What observers on AST nodes could be used for?

OpenRewrite recipes are mostly visitor-based, and visitors themselves are a form of event-driven programming. Event-driven systems are essential to operating with source code, because most recipes need to act on a particular structure of code that itself could exist arbitrarily deeply inside a source file. Trying to act on a top-level source file imperatively is impractical in many cases to express the inherently recursive structure of code.

A TreeVisitor is an event-driven response to a single source file. A TreeVisitor operating over many source files can produce changes in one or more of these source files. A TreeObserver is another form of event-driven response, but oriented toward a response to a specific node or cross-sectionally to any node that matches some criteria.

A TreeObserver could, for example, allow us to respond in some way to every modification of a class field across any number of source files. It's kind of like Aspect Oriented Programming, but for AST visiting en masse across a whole codebase.

The TreeObserver

We introduced a new interface named TreeObserver. A TreeObserver can subscribe to changes to matching AST elements.


public interface TreeObserver {
  Tree propertyChanged(
    String property,
    Cursor cursor, 
    Tree newTree,
    Object oldValue,
    Object newValue
  );
}

The propertyChanged event handler gives you access to property changes to an AST element. These property changes are limited to leaf nodes in the tree, i.e. things like string and numeric properties of an AST element and not subtrees.

Notice that the propertyChanged method also returns a Tree. This permits you to further modify the tree as part of a cross-cutting observer, e.g. to update data flow edges, formatting, or type information.

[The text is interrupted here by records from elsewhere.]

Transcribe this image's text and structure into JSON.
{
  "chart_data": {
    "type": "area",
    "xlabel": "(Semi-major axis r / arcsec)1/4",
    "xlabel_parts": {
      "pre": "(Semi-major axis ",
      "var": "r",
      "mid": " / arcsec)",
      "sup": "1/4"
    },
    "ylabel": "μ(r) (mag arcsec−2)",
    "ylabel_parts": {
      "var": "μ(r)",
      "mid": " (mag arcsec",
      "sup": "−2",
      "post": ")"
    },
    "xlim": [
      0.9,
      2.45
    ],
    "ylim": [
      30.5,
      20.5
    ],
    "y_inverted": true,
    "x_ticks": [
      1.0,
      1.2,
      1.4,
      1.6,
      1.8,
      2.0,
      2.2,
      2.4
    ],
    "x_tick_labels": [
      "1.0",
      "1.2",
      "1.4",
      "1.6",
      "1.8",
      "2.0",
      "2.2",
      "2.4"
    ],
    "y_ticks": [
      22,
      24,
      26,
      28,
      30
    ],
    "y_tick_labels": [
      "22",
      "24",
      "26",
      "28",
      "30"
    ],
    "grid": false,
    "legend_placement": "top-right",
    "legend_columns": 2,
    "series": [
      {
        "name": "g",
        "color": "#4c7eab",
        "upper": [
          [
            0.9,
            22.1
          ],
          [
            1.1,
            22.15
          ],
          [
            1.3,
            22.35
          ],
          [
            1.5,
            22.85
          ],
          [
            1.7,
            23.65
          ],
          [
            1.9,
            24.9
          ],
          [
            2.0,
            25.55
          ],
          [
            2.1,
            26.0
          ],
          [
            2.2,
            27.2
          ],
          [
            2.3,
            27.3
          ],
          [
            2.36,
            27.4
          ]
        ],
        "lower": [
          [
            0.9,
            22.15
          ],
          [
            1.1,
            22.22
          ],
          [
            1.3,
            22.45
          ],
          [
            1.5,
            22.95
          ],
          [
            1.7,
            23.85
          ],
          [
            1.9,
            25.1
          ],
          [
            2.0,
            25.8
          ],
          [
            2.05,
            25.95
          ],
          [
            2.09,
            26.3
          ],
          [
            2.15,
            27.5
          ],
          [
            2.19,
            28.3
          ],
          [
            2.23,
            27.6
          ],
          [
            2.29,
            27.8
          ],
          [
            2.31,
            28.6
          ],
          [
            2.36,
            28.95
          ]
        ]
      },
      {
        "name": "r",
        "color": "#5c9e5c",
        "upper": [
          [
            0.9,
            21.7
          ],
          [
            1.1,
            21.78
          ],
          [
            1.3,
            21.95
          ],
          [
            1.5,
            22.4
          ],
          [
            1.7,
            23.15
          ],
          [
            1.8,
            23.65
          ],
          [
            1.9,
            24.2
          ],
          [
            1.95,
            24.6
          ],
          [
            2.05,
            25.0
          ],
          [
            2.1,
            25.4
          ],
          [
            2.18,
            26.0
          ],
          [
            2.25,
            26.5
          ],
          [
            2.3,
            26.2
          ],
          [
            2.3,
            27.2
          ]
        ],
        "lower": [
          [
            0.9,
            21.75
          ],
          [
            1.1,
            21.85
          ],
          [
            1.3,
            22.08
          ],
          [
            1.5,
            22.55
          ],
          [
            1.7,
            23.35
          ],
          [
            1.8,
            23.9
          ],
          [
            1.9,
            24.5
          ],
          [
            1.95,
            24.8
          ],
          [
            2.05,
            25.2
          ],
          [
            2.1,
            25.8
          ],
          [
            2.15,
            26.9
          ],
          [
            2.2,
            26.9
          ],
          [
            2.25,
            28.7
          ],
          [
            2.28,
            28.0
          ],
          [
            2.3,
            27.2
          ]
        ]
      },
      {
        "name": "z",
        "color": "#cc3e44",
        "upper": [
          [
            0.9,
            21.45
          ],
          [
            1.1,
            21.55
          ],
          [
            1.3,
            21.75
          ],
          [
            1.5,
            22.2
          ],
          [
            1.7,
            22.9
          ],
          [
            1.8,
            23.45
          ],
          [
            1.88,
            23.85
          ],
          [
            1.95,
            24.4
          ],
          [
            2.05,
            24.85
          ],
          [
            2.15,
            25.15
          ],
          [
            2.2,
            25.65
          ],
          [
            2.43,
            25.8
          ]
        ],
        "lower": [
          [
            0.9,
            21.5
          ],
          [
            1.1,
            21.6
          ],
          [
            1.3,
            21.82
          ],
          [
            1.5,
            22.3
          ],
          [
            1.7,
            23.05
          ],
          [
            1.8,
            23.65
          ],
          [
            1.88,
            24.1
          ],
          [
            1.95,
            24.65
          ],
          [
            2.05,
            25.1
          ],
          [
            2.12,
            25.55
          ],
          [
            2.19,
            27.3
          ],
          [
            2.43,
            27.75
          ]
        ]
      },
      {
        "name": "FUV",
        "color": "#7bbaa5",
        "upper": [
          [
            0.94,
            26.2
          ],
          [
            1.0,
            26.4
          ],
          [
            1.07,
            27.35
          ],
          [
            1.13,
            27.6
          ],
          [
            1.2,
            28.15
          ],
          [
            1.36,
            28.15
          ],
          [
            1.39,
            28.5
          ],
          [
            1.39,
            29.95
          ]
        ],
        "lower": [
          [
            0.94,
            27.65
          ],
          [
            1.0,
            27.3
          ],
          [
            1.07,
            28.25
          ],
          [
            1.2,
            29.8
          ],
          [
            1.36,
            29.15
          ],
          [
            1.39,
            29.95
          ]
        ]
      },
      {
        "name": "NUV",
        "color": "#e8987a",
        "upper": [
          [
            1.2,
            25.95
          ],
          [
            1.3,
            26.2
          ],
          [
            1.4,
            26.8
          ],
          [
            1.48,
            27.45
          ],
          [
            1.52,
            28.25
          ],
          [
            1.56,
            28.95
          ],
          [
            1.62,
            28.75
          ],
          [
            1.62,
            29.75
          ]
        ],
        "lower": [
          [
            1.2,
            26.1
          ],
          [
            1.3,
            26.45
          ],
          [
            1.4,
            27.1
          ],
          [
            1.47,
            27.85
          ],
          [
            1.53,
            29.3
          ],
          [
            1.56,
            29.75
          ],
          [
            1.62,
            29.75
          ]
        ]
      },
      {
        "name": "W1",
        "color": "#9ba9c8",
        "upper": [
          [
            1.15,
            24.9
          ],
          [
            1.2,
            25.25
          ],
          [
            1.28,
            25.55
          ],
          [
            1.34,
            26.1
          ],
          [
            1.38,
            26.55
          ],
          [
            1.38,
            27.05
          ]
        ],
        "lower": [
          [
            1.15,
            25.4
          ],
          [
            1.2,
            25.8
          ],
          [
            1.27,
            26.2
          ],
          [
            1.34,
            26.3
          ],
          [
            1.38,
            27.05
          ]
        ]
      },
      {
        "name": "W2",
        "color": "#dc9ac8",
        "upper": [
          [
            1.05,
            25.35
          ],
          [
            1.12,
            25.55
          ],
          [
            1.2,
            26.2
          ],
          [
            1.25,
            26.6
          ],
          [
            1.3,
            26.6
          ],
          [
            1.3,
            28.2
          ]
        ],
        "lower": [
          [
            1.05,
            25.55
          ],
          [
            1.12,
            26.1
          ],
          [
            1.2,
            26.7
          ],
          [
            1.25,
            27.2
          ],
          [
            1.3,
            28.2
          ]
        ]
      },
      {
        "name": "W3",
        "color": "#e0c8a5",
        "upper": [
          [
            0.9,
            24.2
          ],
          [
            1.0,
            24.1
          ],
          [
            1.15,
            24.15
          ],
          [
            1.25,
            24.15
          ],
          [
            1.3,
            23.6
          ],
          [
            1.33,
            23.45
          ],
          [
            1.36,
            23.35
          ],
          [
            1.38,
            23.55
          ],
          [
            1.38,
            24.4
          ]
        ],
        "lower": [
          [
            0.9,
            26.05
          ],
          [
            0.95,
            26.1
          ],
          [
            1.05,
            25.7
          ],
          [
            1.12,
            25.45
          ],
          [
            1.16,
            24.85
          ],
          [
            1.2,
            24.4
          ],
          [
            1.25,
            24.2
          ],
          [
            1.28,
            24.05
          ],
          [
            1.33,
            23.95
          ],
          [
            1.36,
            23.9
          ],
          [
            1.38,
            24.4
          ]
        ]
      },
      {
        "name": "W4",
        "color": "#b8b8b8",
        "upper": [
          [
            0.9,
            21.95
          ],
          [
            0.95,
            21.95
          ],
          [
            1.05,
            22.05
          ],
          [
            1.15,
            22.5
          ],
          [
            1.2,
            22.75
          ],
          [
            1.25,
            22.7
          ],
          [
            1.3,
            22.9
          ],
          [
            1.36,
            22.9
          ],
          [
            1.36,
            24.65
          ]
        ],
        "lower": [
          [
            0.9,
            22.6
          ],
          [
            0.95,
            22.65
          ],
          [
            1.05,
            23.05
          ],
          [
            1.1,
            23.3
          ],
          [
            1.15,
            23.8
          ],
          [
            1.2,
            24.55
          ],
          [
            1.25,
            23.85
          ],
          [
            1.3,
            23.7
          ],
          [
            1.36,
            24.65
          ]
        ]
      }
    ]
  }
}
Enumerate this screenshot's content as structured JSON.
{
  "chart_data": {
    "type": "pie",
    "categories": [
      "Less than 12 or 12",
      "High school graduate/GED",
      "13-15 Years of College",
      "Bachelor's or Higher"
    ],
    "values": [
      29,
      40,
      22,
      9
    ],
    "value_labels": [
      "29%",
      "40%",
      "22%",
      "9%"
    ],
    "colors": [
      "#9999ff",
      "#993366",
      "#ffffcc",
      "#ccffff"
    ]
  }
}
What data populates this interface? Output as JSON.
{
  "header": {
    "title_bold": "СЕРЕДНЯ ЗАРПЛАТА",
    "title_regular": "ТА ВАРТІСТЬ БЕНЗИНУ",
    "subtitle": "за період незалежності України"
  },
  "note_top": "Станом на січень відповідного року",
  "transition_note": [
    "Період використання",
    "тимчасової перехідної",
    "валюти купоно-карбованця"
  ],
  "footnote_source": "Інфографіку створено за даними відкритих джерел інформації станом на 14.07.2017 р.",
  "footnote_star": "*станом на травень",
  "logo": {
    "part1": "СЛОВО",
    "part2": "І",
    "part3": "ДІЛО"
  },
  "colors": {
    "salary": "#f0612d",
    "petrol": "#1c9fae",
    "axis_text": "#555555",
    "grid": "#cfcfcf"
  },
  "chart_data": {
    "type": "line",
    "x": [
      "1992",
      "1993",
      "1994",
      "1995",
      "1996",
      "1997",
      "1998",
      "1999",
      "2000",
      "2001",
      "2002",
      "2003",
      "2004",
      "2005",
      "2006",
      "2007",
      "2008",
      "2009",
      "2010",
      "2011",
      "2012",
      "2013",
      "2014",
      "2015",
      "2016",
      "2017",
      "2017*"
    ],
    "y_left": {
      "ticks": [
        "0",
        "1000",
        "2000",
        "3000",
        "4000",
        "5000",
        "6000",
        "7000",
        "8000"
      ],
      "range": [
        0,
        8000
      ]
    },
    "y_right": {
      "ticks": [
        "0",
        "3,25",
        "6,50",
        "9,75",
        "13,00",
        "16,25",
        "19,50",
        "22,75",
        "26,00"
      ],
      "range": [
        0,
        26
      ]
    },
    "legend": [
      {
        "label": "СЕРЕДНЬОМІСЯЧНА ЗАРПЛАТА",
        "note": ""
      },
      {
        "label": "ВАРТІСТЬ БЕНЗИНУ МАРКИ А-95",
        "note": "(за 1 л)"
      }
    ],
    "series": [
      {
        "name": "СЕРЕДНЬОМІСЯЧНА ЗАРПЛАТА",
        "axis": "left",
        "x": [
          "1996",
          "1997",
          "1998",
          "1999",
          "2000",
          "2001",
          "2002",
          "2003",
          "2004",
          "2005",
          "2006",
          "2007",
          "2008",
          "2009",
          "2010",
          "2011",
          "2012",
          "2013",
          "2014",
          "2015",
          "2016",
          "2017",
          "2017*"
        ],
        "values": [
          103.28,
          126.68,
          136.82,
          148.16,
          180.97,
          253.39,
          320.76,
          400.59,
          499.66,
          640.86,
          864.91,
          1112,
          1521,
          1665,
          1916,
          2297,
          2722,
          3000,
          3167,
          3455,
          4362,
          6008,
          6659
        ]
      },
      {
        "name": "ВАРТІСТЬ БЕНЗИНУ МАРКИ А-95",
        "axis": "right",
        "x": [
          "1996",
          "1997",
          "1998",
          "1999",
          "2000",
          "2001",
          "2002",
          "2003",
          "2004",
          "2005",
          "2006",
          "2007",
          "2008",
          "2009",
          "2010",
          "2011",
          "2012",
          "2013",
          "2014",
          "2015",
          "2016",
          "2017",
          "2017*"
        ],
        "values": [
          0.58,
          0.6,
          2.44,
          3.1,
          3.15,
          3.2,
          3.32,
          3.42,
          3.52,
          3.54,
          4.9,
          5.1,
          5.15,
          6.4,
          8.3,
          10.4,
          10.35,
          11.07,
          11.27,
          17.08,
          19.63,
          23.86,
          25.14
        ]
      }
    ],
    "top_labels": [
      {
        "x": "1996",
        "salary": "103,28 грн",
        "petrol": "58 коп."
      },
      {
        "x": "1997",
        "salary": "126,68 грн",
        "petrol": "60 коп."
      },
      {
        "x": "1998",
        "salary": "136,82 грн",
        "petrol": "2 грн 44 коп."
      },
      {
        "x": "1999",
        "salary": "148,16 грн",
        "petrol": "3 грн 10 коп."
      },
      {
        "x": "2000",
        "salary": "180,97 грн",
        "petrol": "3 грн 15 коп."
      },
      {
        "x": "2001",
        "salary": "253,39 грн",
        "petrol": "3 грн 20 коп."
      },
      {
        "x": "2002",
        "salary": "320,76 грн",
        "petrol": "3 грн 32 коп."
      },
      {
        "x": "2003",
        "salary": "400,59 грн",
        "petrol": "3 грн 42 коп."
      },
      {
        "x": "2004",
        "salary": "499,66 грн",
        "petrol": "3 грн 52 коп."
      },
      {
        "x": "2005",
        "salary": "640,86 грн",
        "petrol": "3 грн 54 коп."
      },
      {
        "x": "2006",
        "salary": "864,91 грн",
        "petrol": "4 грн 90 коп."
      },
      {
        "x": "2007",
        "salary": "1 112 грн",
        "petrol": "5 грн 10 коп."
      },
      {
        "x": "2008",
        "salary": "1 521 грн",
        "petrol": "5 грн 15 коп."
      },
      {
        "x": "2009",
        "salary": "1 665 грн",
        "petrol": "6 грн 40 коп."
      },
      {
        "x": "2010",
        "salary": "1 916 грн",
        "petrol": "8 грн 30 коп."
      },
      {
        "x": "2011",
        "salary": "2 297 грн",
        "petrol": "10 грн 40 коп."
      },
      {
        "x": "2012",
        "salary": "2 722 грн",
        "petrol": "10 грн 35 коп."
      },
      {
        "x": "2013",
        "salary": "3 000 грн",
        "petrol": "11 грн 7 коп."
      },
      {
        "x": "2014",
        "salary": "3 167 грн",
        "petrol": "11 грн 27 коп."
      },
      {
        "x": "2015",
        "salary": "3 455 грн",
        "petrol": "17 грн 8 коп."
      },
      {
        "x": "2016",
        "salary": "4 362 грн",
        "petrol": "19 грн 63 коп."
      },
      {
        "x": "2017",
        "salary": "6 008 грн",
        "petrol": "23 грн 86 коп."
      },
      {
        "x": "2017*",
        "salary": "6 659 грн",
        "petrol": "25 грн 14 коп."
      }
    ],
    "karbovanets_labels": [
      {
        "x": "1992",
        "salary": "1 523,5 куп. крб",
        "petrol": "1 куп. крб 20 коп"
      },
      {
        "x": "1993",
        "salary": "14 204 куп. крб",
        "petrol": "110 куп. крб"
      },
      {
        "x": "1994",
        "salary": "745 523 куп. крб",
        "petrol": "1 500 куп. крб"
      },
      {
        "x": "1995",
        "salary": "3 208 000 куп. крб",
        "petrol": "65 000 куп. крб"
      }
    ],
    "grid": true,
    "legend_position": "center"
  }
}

Given that a TreeObserver matches on AST elements by a predicate match, they logically are not associated with a particular AST element. This is a key difference between the OpenRewrite and JavaParser implementations today. The natural place in OpenRewrite to register TreeObserver is the ExecutionContext that gets passed to recipe runs.


PlainText pt = ...;

ExecutionContext ctx = new InMemoryExecutionContext();
TreeObserver.Subscription sub = new TreeObserver.Subscription(
        (property, cursor, newTree, oldValue, newValue) -> {
            System.out.println("Property " + property + " changed from " +
                    oldValue + " to " + newValue);
            return newTree;
        });

// subscribe to ALL changes
sub.subscribe(t -> true);

// subscribe to changes to AST elements of type PlainText
sub.subscribeToType(PlainText.class);

// subscribe to changes to a particular AST instance
sub.subscribe(pt);

ctx.addObserver(sub);

Implementing support for observers


In OpenRewrite, implementing support for observers only touched one piece of code in TreeVisitor. If the context object being passed to a visitor is an ExecutionContext and an AST element changes, each registered TreeObserver is checked to see if the changing AST element is subscribed and the observer called if so.

Conclusions

Many thanks to Federico and the rest of theJavaParser for the interesting concept. Looking forward to seeing how this will be used in practice!